MY name is Dennis Smith, and I’m a New York City fireman—one of New York’s bravest. “New York’s bravest,” that’s what the writers of newspaper editorials call us. There are almost eight million people in this city, and twelve thousand of us are firemen. We are different from the rest of the people who work in this town: bankers, ad-men, truck drivers, secretaries, sellers and buyers, all have a high degree of assurance that they will return home from work in the evening the same way they left in the morning—on their feet. A little tired perhaps, but on their feet. Firemen are never sure. When a fireman’s wife kisses him as he leaves for work, she makes a conscious wish that he will return to her. She hopes that she will not have to make those fast, desperate arrangements for a baby-sitter so that she can visit him in the hospital, and each time the doorbell rings she hopes that there will not be a chief, a chaplain, and a union official there, all coming to say kind things about her husband, how good he was, how dedicated, how brave.

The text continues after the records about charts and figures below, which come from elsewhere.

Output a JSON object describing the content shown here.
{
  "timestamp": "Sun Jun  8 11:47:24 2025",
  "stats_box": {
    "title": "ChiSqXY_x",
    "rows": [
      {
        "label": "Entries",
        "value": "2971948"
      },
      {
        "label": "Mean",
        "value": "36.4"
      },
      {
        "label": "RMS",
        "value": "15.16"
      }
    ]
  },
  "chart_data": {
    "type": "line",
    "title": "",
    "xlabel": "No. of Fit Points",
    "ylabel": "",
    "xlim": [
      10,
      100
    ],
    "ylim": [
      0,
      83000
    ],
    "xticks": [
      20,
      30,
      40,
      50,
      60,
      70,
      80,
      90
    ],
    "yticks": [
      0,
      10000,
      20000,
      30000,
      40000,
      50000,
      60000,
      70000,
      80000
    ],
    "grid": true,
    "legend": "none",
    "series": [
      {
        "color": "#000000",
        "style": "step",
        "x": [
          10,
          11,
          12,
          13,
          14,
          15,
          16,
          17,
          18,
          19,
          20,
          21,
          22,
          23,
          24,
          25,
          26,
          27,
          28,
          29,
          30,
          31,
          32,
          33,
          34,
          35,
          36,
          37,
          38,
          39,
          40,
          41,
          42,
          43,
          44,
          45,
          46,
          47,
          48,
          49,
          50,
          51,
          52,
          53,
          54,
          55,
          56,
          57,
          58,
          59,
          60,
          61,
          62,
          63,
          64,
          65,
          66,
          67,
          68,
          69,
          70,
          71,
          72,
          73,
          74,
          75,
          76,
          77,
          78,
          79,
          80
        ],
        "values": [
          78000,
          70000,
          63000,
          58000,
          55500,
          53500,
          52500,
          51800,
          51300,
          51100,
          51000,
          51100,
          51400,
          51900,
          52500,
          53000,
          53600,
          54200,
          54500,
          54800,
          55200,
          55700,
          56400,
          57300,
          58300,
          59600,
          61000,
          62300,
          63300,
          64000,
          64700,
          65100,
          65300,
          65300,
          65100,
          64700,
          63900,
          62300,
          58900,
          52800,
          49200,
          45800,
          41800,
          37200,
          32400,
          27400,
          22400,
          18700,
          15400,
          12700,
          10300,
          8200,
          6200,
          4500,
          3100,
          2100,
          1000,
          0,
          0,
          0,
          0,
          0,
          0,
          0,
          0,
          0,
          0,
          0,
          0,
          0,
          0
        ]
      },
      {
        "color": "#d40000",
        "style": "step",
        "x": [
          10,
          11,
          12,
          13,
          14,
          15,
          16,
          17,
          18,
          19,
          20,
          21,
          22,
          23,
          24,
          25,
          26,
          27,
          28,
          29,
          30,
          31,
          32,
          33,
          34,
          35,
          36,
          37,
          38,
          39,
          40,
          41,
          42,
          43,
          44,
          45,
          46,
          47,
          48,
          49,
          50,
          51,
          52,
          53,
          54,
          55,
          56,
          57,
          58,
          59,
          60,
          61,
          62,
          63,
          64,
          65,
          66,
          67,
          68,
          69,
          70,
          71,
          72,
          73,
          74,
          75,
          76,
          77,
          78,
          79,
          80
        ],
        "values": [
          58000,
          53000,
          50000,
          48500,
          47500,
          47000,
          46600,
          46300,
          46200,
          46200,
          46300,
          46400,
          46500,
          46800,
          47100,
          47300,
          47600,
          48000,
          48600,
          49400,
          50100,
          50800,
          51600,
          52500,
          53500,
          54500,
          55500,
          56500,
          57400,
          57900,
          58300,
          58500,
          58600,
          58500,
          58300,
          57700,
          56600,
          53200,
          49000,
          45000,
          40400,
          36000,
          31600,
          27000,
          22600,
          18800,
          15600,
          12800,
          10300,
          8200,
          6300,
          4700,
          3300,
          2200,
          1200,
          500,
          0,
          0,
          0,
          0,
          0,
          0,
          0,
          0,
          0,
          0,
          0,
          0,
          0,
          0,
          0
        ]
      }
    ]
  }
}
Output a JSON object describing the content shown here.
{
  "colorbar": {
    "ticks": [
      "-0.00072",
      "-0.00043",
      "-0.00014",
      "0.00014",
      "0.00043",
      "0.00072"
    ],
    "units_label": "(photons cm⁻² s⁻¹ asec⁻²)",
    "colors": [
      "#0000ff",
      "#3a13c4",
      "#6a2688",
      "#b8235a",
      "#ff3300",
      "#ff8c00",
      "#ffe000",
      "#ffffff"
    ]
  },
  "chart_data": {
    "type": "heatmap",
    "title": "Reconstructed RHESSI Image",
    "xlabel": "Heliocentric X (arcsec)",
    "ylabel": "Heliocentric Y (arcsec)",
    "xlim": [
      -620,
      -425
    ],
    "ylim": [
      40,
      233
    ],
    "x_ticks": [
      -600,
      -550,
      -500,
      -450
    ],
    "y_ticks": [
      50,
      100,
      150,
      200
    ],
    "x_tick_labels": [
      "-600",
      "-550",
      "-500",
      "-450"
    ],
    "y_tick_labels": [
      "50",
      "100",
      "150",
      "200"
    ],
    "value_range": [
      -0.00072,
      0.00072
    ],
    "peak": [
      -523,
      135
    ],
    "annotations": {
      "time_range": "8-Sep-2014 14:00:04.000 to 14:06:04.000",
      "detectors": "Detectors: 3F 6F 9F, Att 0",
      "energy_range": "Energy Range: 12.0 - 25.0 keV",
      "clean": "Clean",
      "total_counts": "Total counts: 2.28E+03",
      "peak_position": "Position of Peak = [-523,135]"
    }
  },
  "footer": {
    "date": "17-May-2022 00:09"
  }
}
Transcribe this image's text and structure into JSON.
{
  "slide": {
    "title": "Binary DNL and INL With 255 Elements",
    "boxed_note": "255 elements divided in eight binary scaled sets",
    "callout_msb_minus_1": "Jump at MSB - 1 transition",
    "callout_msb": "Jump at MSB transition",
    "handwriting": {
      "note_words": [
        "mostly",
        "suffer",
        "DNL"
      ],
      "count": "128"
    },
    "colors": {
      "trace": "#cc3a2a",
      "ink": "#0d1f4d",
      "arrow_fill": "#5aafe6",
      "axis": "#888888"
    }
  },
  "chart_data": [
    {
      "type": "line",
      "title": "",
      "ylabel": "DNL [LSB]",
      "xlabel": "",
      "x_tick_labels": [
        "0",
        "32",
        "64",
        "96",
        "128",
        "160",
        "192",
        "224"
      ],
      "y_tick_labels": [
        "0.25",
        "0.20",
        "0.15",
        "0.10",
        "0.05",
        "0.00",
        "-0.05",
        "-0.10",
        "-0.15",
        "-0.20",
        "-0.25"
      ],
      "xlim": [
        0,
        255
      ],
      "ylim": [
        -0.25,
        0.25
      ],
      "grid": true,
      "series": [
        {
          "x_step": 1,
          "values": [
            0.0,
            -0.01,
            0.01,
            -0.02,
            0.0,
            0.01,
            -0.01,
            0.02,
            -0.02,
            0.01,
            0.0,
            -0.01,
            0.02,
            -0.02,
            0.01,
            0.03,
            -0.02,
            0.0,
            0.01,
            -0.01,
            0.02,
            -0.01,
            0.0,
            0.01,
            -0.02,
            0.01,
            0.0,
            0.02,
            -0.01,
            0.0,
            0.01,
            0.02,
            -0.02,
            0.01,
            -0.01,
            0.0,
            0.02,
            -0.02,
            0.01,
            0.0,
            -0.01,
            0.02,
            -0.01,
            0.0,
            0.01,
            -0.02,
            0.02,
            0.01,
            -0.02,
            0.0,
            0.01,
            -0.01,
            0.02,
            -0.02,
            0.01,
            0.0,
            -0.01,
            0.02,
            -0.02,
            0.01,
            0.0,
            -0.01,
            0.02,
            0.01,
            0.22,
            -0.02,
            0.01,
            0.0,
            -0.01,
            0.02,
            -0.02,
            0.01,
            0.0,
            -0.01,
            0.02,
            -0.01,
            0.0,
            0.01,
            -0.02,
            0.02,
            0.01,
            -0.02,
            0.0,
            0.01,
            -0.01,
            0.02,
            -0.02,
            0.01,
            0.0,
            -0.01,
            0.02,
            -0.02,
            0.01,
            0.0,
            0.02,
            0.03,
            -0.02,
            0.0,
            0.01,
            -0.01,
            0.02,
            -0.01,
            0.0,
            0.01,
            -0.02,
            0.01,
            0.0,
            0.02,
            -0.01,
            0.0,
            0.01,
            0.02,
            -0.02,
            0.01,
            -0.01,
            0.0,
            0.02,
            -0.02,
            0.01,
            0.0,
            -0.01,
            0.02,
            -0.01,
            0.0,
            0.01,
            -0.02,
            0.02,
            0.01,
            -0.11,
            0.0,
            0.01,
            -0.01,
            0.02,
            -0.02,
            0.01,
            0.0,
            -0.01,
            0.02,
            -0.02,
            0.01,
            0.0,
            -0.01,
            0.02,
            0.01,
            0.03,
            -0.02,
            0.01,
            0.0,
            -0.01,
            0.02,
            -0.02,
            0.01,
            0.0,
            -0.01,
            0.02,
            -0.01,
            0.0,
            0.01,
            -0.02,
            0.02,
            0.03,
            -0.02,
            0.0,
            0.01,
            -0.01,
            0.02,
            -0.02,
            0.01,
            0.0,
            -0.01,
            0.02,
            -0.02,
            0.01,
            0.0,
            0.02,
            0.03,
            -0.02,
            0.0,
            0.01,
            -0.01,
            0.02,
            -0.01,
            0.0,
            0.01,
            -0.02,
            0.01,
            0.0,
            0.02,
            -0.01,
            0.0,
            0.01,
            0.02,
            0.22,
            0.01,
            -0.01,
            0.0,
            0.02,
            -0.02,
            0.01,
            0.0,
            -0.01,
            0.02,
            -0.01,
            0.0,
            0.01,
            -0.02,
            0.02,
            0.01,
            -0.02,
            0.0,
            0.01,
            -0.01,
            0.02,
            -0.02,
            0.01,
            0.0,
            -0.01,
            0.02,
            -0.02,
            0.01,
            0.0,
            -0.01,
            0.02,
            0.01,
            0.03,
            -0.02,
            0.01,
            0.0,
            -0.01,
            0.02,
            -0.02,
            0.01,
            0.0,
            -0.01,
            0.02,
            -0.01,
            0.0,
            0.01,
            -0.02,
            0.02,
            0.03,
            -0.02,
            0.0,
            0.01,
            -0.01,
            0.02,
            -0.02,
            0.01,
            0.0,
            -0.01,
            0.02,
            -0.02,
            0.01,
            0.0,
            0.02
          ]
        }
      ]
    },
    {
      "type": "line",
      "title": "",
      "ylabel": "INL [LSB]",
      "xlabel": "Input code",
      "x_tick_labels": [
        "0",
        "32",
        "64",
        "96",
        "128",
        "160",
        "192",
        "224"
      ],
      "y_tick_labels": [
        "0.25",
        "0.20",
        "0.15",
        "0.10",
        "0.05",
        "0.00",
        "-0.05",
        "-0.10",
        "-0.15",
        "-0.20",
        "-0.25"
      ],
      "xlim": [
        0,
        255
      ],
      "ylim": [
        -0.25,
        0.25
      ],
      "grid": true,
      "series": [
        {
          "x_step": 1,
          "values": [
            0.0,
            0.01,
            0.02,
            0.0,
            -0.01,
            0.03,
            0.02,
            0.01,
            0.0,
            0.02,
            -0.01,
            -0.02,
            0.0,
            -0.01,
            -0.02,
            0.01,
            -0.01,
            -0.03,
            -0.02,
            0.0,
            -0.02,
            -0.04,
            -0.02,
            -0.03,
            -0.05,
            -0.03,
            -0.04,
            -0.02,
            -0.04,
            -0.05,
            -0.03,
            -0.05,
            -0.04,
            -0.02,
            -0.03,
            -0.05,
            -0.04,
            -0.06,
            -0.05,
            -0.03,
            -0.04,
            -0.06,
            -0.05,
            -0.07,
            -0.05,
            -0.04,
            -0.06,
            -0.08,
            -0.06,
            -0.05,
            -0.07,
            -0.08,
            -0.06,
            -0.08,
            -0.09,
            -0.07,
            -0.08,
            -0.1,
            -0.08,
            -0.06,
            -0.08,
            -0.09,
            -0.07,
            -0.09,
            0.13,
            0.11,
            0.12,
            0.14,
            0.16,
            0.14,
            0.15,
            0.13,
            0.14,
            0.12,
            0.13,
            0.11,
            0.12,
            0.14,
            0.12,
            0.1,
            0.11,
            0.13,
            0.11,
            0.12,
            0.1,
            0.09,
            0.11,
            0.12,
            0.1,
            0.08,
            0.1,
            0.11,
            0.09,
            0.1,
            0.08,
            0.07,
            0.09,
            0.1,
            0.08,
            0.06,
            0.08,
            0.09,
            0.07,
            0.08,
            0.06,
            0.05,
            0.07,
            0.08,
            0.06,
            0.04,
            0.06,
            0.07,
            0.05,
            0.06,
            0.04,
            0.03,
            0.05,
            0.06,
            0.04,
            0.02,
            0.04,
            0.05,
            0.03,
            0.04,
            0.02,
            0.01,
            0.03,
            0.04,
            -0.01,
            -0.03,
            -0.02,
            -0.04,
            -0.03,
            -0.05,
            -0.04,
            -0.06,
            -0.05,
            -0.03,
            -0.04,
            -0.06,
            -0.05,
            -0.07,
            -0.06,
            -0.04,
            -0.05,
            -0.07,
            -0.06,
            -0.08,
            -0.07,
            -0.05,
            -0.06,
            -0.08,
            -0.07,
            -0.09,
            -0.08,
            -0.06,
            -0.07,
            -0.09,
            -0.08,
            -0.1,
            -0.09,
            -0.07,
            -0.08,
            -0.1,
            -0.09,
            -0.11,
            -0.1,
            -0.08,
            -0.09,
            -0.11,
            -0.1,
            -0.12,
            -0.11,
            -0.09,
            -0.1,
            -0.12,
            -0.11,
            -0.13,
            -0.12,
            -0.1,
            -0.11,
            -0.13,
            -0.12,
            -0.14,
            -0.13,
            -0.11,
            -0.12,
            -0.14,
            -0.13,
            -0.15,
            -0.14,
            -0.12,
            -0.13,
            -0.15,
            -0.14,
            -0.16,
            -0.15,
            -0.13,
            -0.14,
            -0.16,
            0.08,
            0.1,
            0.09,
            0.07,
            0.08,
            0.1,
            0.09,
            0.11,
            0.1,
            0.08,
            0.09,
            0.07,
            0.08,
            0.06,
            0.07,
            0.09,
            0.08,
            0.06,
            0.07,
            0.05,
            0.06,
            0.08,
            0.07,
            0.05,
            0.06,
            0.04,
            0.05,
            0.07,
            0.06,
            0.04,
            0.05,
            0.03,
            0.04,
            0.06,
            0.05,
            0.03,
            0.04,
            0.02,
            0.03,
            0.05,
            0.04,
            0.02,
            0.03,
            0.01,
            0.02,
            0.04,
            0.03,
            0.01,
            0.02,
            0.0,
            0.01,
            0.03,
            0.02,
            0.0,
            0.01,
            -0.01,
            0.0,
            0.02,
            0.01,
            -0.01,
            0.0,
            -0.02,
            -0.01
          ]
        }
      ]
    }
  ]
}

I’m part of Engine Company 82. The firehouse I work out of is on Intervale Avenue and 169th Street in a ghetto called the South Bronx. Of the three biggest ghettos in New York City, the South Bronx is the least talked about. You’ve heard of Harlem, Adam Clayton Powell came from Harlem; and you may have heard of Bedford-Stuyvesant, Shirley Chisholm comes from Bedford-Stuyvesant. Nobody you’ve ever heard of comes from the South Bronx.